In all these cases, the authorities subverted the criminal legal system. How? First, they used wrong addresses for each of us in each of the three different cases. I had a wrong address in the arson case, another wrong address in the multiple murder case, and another wrong one again in the third case. I had three sets of wrong addresses. The same was true for my co-respondents. Second, the prosecutor did not conduct a genuine preliminary investigation. He accepted all the police allegations and transmitted these to the judge for issuance of warrants of arrest without any preliminary investigation as required under Philippine law. And the judge also did the same. He also failed to uphold his duty to conduct an evaluation of the evidence to determine whether there was really probable cause against us before issuing the warrants of arrest.
Anyway, our lawyers filed a motion to quash, challenging the validity of the charges based on technical grounds, especially the lack of preliminary investigation. But the judge to whom our case was assigned sat on it and failed to act on the motion after several months. So what we did was have each of the labour federations whose members were among the accused address a letter to the judge asking him to decide our cases fairly and without delay. This letter was published in the newspapers, and there was even a caricature of the judge as a puppet of the military.
Then the judge was deluged with letters. Every day hundreds of letters poured in, some from Canada, from France. One day he called me from my prison cell. I came to my office and he told me that according to him he was supposed to deny our motion to quash, but because of the public pressure he had decided to withdraw from the case. The case was transferred to another judge, and again the letters started pouring in, but the second judge also sat on our motion.
One day the president of the Integrated Bar Association of the Philippines, an association composed of all lawyers in the archipelago, came to visit me in prison and announced that he was entering his name as a lawyer for me.
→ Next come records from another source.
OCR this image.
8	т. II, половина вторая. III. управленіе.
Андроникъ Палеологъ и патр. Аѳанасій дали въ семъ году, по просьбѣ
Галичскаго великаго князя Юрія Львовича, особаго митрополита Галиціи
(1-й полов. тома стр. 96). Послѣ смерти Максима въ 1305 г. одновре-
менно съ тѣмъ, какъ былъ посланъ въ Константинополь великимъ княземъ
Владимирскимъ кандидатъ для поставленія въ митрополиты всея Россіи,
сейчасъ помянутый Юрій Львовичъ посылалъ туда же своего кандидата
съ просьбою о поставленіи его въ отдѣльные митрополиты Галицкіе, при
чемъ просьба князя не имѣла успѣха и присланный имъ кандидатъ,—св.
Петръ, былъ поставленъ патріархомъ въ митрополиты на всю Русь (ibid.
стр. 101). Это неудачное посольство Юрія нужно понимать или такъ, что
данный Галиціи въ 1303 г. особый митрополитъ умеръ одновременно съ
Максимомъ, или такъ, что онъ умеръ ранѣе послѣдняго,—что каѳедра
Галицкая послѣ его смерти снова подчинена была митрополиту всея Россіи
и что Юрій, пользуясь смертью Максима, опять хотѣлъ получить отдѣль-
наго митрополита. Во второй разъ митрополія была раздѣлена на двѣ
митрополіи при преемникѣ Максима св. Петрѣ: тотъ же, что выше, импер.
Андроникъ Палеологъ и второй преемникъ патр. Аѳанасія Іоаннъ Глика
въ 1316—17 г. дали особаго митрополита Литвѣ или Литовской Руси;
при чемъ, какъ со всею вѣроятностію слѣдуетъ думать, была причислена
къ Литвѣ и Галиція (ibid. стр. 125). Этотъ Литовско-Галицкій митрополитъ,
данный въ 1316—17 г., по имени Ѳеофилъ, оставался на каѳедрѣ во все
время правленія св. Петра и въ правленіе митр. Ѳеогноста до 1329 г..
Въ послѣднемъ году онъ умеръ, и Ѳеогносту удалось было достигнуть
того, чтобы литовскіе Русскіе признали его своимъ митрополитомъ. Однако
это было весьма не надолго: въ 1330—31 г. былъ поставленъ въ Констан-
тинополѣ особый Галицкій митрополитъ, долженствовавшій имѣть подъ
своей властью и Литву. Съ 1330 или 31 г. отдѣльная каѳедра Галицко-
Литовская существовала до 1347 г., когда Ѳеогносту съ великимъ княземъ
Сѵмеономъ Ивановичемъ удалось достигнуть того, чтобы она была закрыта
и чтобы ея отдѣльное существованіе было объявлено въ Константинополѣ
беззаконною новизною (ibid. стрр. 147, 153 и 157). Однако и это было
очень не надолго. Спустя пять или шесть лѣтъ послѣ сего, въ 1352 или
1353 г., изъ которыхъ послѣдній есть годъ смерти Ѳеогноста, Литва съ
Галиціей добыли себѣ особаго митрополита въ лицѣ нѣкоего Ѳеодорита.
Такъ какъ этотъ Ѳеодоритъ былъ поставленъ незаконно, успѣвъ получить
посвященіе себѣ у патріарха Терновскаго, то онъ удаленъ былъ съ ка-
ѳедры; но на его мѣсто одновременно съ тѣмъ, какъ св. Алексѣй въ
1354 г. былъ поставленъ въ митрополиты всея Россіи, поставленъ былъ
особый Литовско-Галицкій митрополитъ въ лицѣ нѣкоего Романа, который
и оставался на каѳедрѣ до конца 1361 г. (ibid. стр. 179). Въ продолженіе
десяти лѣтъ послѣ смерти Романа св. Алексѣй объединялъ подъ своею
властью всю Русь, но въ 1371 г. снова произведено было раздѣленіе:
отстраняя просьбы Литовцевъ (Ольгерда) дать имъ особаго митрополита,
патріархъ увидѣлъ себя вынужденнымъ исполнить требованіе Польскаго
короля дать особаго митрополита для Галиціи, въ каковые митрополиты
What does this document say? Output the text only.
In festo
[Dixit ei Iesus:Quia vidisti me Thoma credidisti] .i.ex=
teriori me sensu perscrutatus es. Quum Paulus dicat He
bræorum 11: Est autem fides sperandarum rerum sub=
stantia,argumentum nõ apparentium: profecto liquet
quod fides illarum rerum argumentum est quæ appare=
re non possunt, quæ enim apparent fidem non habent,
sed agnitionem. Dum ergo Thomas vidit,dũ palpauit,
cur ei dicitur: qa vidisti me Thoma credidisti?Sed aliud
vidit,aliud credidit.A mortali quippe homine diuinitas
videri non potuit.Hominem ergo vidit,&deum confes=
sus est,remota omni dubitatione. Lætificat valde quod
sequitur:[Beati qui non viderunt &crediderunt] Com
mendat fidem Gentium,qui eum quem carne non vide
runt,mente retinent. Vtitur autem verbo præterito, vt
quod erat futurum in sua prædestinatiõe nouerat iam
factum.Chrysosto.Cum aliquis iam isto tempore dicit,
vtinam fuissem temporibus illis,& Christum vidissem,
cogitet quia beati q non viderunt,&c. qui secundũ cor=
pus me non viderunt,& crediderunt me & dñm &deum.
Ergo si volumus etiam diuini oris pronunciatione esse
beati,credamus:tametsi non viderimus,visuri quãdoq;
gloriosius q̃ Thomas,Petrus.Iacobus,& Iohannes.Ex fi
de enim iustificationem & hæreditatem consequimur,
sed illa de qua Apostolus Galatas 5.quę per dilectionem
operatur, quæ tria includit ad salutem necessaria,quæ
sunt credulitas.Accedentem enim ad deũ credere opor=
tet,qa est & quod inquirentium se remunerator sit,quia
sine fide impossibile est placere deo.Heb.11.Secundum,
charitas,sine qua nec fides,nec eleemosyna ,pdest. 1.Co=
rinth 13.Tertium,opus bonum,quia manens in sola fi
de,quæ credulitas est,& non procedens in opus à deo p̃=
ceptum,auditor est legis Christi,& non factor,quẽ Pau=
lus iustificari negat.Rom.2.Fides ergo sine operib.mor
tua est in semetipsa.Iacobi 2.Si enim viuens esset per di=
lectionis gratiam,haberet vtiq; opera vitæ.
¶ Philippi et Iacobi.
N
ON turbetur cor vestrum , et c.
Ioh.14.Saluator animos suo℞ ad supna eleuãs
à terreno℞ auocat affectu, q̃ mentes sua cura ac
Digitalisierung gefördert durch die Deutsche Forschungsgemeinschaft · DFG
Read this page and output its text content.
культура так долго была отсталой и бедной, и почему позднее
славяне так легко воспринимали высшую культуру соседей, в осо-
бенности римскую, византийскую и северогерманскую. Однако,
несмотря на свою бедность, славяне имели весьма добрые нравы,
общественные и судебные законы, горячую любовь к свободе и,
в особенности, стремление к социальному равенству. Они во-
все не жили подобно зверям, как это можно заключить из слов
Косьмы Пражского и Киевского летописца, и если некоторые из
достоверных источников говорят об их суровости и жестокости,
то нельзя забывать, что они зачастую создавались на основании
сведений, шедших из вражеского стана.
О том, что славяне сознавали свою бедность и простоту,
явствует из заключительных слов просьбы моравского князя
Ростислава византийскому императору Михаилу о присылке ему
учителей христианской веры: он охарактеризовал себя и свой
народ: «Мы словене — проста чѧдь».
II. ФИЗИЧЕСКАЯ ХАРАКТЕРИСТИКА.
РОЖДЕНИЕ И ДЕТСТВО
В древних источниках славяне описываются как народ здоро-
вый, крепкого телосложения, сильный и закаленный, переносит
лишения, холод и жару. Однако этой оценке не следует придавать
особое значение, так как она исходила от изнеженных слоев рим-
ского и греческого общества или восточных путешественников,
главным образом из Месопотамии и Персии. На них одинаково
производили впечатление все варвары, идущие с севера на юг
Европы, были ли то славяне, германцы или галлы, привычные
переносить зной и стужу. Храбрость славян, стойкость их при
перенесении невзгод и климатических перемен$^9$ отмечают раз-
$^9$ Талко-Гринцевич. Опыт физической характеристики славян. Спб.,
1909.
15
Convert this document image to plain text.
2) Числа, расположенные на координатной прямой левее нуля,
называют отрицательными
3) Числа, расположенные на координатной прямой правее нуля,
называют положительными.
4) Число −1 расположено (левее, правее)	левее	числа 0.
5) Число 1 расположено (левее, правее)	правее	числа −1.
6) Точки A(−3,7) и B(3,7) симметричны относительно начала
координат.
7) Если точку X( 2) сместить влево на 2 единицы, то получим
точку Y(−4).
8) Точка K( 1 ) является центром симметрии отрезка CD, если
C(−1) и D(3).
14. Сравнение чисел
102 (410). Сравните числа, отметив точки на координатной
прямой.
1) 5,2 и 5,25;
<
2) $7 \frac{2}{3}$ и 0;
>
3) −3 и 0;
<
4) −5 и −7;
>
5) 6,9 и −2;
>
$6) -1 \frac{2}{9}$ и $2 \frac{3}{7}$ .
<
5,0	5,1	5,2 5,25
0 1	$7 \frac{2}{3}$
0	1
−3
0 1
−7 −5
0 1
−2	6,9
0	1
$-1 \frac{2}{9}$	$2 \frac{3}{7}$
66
Strangely enough, about one week after his visit the order came from the judge approving the motion to quash. The case was dismissed, here I am now, and I have no intention of stopping my work.
But the danger still remains. The danger remains not only for me but also for thousands of social activists in the Philippines. There is no showing that the Philippine government has ended the use of these “legal offensives”, in fabricating cases, in undermining the due process of law to keep social activists in jail and immobilized. So the Arroyo administration must be made to stop this practice, must be made to stop its counterinsurgency program, which fails to distinguish between armed rebels and unarmed social activists, must be made to stop the practice of subverting criminal procedure and filing of trumped-up cases against social activists. For this goal to be achieved, international pressure is also necessary.